I. Testamentserrichtung
Rz. 14
Nach dem lettischen Zivilgesetzbuch hat jeder das Recht, durch Testament seine Erben frei zu bestimmen. Nur wenn kein Testament vorliegt, tritt die gesetzliche Erbfolge ein, so dass ein Testament stets Vorrang vor der gesetzlichen Erbfolge hat.
Rz. 15
Testierfähigkeit besitzt nach Art. 420 ZGB jede geschäftsfähige Person. Auch Minderjährige, die bereits das 16. Lebensjahr vollendet haben, können durch Testament über ihr eigenes Vermögen frei verfügen.
Rz. 16
Das Testament muss den wirklichen Willen des Erblassers wiedergeben und ohne Zwang, Irrtum oder Betrug errichtet worden sein (Art. 463 ZGB).
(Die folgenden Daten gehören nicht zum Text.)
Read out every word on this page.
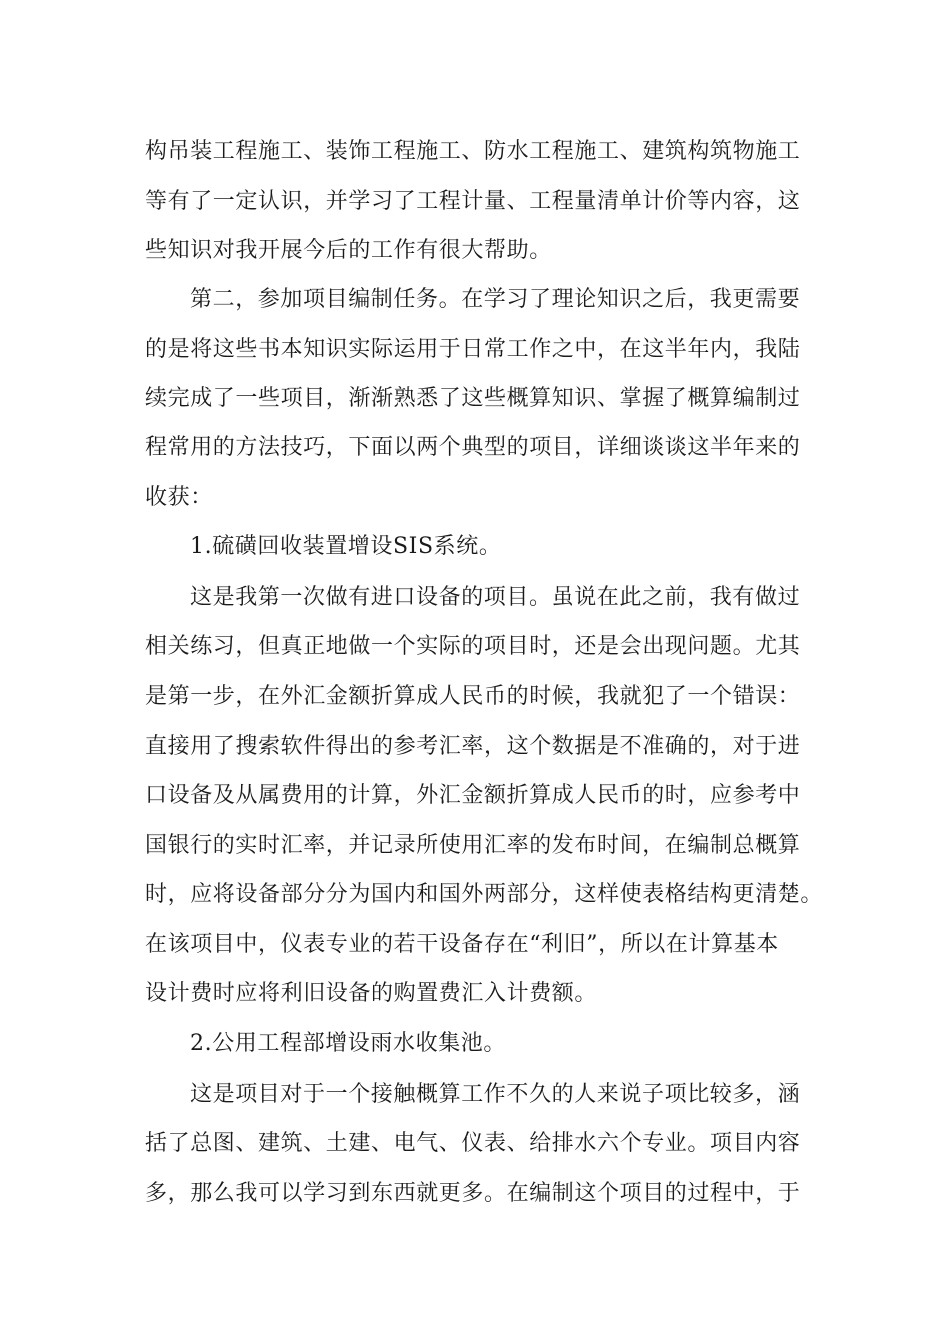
构吊装工程施工、装饰工程施工、防水工程施工、建筑构筑物施工
等有了一定认识，并学习了工程计量、工程量清单计价等内容，这
些知识对我开展今后的工作有很大帮助。
第二，参加项目编制任务。在学习了理论知识之后，我更需要
的是将这些书本知识实际运用于日常工作之中，在这半年内，我陆
续完成了一些项目，渐渐熟悉了这些概算知识、掌握了概算编制过
程常用的方法技巧，下面以两个典型的项目，详细谈谈这半年来的
收获：
1.硫磺回收装置增设SIS系统。
这是我第一次做有进口设备的项目。虽说在此之前，我有做过
相关练习，但真正地做一个实际的项目时，还是会出现问题。尤其
是第一步，在外汇金额折算成人民币的时候，我就犯了一个错误：
直接用了搜索软件得出的参考汇率，这个数据是不准确的，对于进
口设备及从属费用的计算，外汇金额折算成人民币的时，应参考中
国银行的实时汇率，并记录所使用汇率的发布时间，在编制总概算
时，应将设备部分分为国内和国外两部分，这样使表格结构更清楚。
在该项目中，仪表专业的若干设备存在“利旧”，所以在计算基本
设计费时应将利旧设备的购置费汇入计费额。
2.公用工程部增设雨水收集池。
这是项目对于一个接触概算工作不久的人来说子项比较多，涵
括了总图、建筑、土建、电气、仪表、给排水六个专业。项目内容
多，那么我可以学习到东西就更多。在编制这个项目的过程中，于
Die Vorschrift des Art. 464 ZGB stellt dabei allerdings klar, dass bloßes Zureden nicht als Zwang anzusehen ist und die Wirksamkeit des Testaments nicht entkräftet.
Rz. 17
Gemäß Art. 420 ff. ZGB können letztwillige Verfügungen als einseitiges Testament, als gemeinschaftliches Testament (welches nicht nur von Eheleuten errichtet werden kann) und als Erbvertrag errichtet werden. Schließlich werden letztwillige Verfügungen in ihrem formellen Charakter je nach Erscheinungsform noch weiter unterschieden.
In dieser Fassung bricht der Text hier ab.